Is CASIS looking ahead to when a company wants to fly its own researchers to ISS?

We’re not currently developing a program that would provide for that. I think there would need to be a huge congressional push to make NASA go that route.

If someone were to come forward with a plan for conducting science on the ISS with their own scientist, that would be NASA’s decision to make.

So CASIS would not be involved in that?

This is just my opinion, but we could be involved in that. I would have every interest in supporting that effort, but at the end of the day NASA is still the governmental manager of the ISS and they would have to make that decision.

You could understand why someone would have a significant reason for wanting to fly their own people to protect the intellectual property they may generate as a result of flying their experiments. It’s an interesting challenge and I’m waiting for someone to step up and say, “This is what I want to do.”

We are working agreements with Virgin Galactic to utilize their vehicles to do suborbital testing of experiments as a steppingstone to ISS flights. We also have a partnership with a high-altitude balloon firm in Oregon called NearSpace.

There has been some talk in Congress about taking away management of the station from CASIS. What do you think about that?

ISS is really only guaranteed through 2020. But anyone you talk to at NASA who has to justify to Congress why they need to continue to fly station will tell you that you need a success within the next few years or it’s gone. To stop the progress that has been made and have someone start from scratch would eat up that much more time against that very small window of opportunity.

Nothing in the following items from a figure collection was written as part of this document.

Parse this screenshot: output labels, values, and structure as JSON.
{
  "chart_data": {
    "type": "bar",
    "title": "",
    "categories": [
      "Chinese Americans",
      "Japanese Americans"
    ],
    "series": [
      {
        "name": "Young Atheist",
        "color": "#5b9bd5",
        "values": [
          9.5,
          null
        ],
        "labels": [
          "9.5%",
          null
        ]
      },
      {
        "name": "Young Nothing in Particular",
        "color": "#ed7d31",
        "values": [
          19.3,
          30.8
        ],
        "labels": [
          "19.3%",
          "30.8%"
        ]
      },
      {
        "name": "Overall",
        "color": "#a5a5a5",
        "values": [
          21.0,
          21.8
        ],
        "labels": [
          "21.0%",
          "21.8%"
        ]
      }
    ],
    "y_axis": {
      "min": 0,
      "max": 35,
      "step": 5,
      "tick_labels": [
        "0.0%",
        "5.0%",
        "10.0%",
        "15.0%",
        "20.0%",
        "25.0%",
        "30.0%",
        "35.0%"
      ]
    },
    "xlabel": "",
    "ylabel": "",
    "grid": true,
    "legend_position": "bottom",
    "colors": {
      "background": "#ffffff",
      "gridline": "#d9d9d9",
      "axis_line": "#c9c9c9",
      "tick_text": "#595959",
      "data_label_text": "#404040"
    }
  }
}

Obviously I have some bias, but what we have done in a very short amount of time, against tremendous political constraint, is extraordinary. We already have our first funded project that will fly in December and we have some that could go up with the next crew so we’re already flying research. Is it high throughput right now? No, but this is really the test and the demonstration of the ability because while we have our own challenges with respect to funding, capability, etc., we also internally had challenges with NASA to allow us to start flying our projects. It’s been met with some resistance.

Why is that?

This is a culture shock — not to everyone, but to a lot of people within NASA. A few years ago, if someone were to ask me, I would have thought there’s no way a nongovernment agency could take on this role. There are a lot of folks who believe that by putting national laboratory management in place outside of NASA, NASA really lost a lot of power. But they publicly stated that they didn’t have use for the entire station.

We have the flexibility to generate opportunities that NASA and any other government agency would never have. Our ability to raise private capital is something that they could never do, and that’s what is going to be necessary in order to get that high throughput. In any industry, the more throughput you have, the more you’re driving the costs down.

Whether or not we find a cure for cancer as a result of flying ISS, I don’t know, but I hope that that’s not the metric that everyone uses to make their decision about whether it was a success or not.